Previously, the majority of studies have demonstrated cross-sectional associations between genetic findings and cognitive impairment. However, few have reported genetic and neuroimaging relationships. As well known, MRI studies demonstrate that frontal atrophy worse in the bvFTD cases while the temporal worse in semantic dementia, and this feature can distinguish between FTD and other dementing conditions [34]. MRI scans were abnormal in the majority of FTD patients (75%), with focal atrophy present in 100% of semantic dementia patients [35]. Lateralization of atrophy was a feature of semantic dementia as with the majority showing left-sided atrophy [35]. Previous cohort studies of MRI and FTD have focused primarily on findings in cross-sectional associations, the strengths of our study had 6 years follow-up periods. In rs192856872 carrier, the degeneration extends mainly caudally in the left posterior temporal lobes, then progress to the right side. A hallmark of the semantic dementia is the presence of semantic errors (e.g., ‘banana’ for apple; ‘dog’ for sheep), which is consistent with the gradual erosion of the capacity for discrimination between related concepts [36]. In the traditional neuropsychological tests, the Boston Naming Test and Animal Fluency Test scores reflect semantic memory, which were significantly decreased in rs192856872 carrier. Therefore, there is growing evidence that left anterior temporal lobe conceptual hub binds information from modality-specific systems and stores it in a modal format [37].

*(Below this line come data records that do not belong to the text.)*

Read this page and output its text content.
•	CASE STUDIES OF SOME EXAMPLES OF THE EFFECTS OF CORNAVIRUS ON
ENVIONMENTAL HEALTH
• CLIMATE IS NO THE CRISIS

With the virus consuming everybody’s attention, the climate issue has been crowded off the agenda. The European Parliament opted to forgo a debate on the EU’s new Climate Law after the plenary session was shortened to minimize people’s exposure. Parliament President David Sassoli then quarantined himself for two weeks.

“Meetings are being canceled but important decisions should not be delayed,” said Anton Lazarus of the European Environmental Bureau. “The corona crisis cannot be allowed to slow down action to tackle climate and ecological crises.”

In summary, we identified a heterozygous variant of SIGMAR1 in a sporadic FTD patient without any mutation of MAPT and GRN genes, and without pathogenic repeat expansions in C9orf72. ESEFinder analysis showed the variant creates two new SRSF1 binding sites, which is predicted to affect normal splicing. The follow-up MR imaging showed asymmetrical atrophy in the anterior temporal lobes. Generally, our study provides genetic and neuroimaging support for the validity that SIGMAR1 variant plays an important role in FTD.
Footnotes
ACKNOWLEDGMENTS
We thank the patients and their families for their participation in this project. We thank Prof. Wei Fu and Baiyu Chen from Fudan University for the in silico analysis.
FUNDING
This study was supported by the National Natural Science Foundation of China (No. 81801045, 82071200).
CONFLICT OF INTEREST
The authors have no conflict of interest to report.
DATA AVAILABILITY
All datasets generated for this study are included in the article. The figures in our paper are original for this article, and we have permission to use it.